New York Fed President John Williams has a message for all U.S. companies involved in financial contracts: Refrain from any new use of U.S. dollar-based Libor.
“It doesn’t matter whether you’re a large global bank or a local company with a handful of employees, you need to be prepared to manage your institution’s transition away from Libor,” Williams said in a webinar hosted by the New York Fed and the Bank of England.

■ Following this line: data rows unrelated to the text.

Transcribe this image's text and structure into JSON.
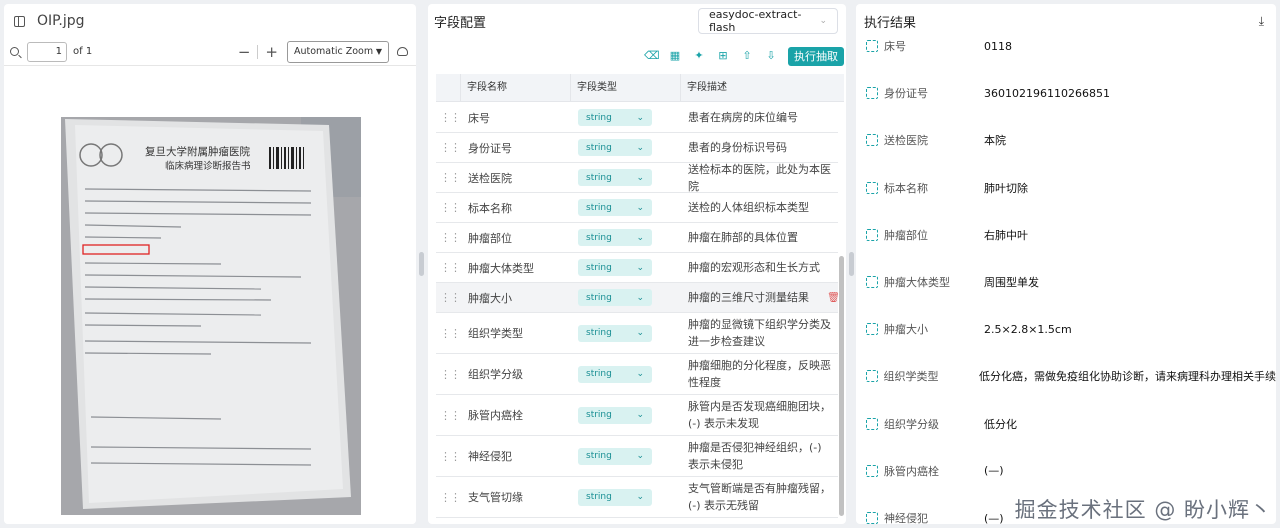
{
  "viewer": {
    "filename": "OIP.jpg",
    "page_current": "1",
    "page_total_label": "of 1",
    "zoom_label": "Automatic Zoom",
    "zoom_out": "−",
    "zoom_in": "+"
  },
  "config": {
    "title": "字段配置",
    "model": "easydoc-extract-flash",
    "run_label": "执行抽取",
    "toolbar_icons": [
      "eraser-icon",
      "grid-icon",
      "magic-icon",
      "add-field-icon",
      "upload-icon",
      "download-icon"
    ],
    "columns": [
      "字段名称",
      "字段类型",
      "字段描述"
    ],
    "rows": [
      {
        "name": "床号",
        "type": "string",
        "desc": "患者在病房的床位编号"
      },
      {
        "name": "身份证号",
        "type": "string",
        "desc": "患者的身份标识号码"
      },
      {
        "name": "送检医院",
        "type": "string",
        "desc": "送检标本的医院，此处为本医院"
      },
      {
        "name": "标本名称",
        "type": "string",
        "desc": "送检的人体组织标本类型"
      },
      {
        "name": "肿瘤部位",
        "type": "string",
        "desc": "肿瘤在肺部的具体位置"
      },
      {
        "name": "肿瘤大体类型",
        "type": "string",
        "desc": "肿瘤的宏观形态和生长方式"
      },
      {
        "name": "肿瘤大小",
        "type": "string",
        "desc": "肿瘤的三维尺寸测量结果"
      },
      {
        "name": "组织学类型",
        "type": "string",
        "desc": "肿瘤的显微镜下组织学分类及进一步检查建议"
      },
      {
        "name": "组织学分级",
        "type": "string",
        "desc": "肿瘤细胞的分化程度，反映恶性程度"
      },
      {
        "name": "脉管内癌栓",
        "type": "string",
        "desc": "脉管内是否发现癌细胞团块，(-) 表示未发现"
      },
      {
        "name": "神经侵犯",
        "type": "string",
        "desc": "肿瘤是否侵犯神经组织，(-) 表示未侵犯"
      },
      {
        "name": "支气管切缘",
        "type": "string",
        "desc": "支气管断端是否有肿瘤残留，(-) 表示无残留"
      }
    ]
  },
  "result": {
    "title": "执行结果",
    "items": [
      {
        "key": "床号",
        "value": "0118"
      },
      {
        "key": "身份证号",
        "value": "360102196110266851"
      },
      {
        "key": "送检医院",
        "value": "本院"
      },
      {
        "key": "标本名称",
        "value": "肺叶切除"
      },
      {
        "key": "肿瘤部位",
        "value": "右肺中叶"
      },
      {
        "key": "肿瘤大体类型",
        "value": "周围型单发"
      },
      {
        "key": "肿瘤大小",
        "value": "2.5×2.8×1.5cm"
      },
      {
        "key": "组织学类型",
        "value": "低分化癌，需做免疫组化协助诊断，请来病理科办理相关手续"
      },
      {
        "key": "组织学分级",
        "value": "低分化"
      },
      {
        "key": "脉管内癌栓",
        "value": "(—)"
      },
      {
        "key": "神经侵犯",
        "value": "(—)"
      }
    ]
  },
  "document": {
    "lines": [
      "复旦大学附属肿瘤医院",
      "临床病理诊断报告书"
    ]
  },
  "watermark": "掘金技术社区 @ 盼小辉丶",
  "colors": {
    "accent": "#1aa3a8",
    "type_bg": "#d9f2f1",
    "delete": "#e05a5a"
  }
}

Libor, the London Interbank Offered Rate, has been used as the reference rate for adjustable-rate loans such as mortgages, student loans and credit card debt but is being discontinued by the end of 2021 because of scandal. Investigations by regulators in Europe and the U.S. in 2012, prompted by reports years earlier, found that several bankers manipulated Libor rates, costing borrowers billions in overpayments.
“The transition from Libor is so great that despite the effects of COVID-19, the overall timeline remains the same: There are now 537 days until the existence of Libor can no longer be assured,” Williams said. “The clock is still clicking.”
While the pandemic didn’t disrupt the timeline for ending the use of Libor as a key reference lending rate, it exacerbated its unreliability. “This spring during the period of severe market stress … term lending transactions based on Libor became even more scarce than usual,” Williams said.
“The urgency to switch to more robust reference rates and deal with the legacy contracts has not gone away,” he said. “If anything, this issue has become more pressing.”